U.S.-based Turkish preacher is accused of masterminding a failed military coup in Turkey last year.
Morocco has ordered the closure of schools it says are linked to a U.S.-based Islamic preacher that Turkey blames for a failed coup last year, the interior ministry said.
“Investigations on the establishments of the Mohamed Al-Fatih group, linked to Turkish national Fethullah Gulen, showed they use education to spread the group’s ideology and ideas contrary to the principles of the Moroccan educational and religious system,” a ministry statement said.
After a series of warnings from the education ministry, “it was decided all the group’s educational establishments would be closed within a delay of one month,” it said.
The statement did not say how many schools or pupils would be affected but said the government would strive to ensure the students continued their education in other schools.
Gulen, who has lived in self-imposed exile in the United States since 1999, has denied any involvement in the July 15 failed coup aimed at toppling Turkey’s President Recep Tayyip Erdogan.
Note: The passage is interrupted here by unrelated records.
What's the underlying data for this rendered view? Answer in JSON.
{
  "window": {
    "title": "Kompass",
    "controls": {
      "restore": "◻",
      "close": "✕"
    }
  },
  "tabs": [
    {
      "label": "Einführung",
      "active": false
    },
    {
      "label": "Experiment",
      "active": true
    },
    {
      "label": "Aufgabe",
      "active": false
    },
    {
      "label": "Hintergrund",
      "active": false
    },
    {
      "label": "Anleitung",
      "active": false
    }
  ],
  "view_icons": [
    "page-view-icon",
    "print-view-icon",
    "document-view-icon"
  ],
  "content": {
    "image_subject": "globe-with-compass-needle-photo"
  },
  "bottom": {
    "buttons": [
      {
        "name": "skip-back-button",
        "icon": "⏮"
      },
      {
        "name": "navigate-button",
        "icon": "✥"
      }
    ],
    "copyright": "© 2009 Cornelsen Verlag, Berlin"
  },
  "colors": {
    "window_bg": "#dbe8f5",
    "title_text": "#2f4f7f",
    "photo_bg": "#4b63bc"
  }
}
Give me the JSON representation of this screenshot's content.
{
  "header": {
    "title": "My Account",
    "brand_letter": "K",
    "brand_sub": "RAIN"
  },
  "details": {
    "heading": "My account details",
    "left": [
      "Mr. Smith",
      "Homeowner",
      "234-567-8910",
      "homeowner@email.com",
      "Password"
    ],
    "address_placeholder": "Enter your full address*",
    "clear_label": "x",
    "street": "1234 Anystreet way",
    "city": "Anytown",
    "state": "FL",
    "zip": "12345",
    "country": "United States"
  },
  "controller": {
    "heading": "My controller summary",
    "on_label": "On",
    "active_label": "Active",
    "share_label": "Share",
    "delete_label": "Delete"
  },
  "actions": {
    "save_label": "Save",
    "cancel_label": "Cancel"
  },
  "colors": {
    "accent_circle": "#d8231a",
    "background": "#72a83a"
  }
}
The preacher heads the Hizmet group, which includes schools, associations and companies.
Turkey, which calls it the Fethullah Terror Organization (FETO), has embarked on a massive crackdown of the group. Since the coup, Turkey has piled pressure on the United States to extradite Gulen, a one-time Erdogan ally.
In August, an official Turkish delegation visited Morocco to convince the authorities of the danger of Gulen’s group. A school director from the Mohamed Al-Fatih group at the time rejected any link with Gulen for seven schools teaching 2,500 students including 2,470 Moroccans.
He said 90 percent of their teachers were also Moroccan nationals.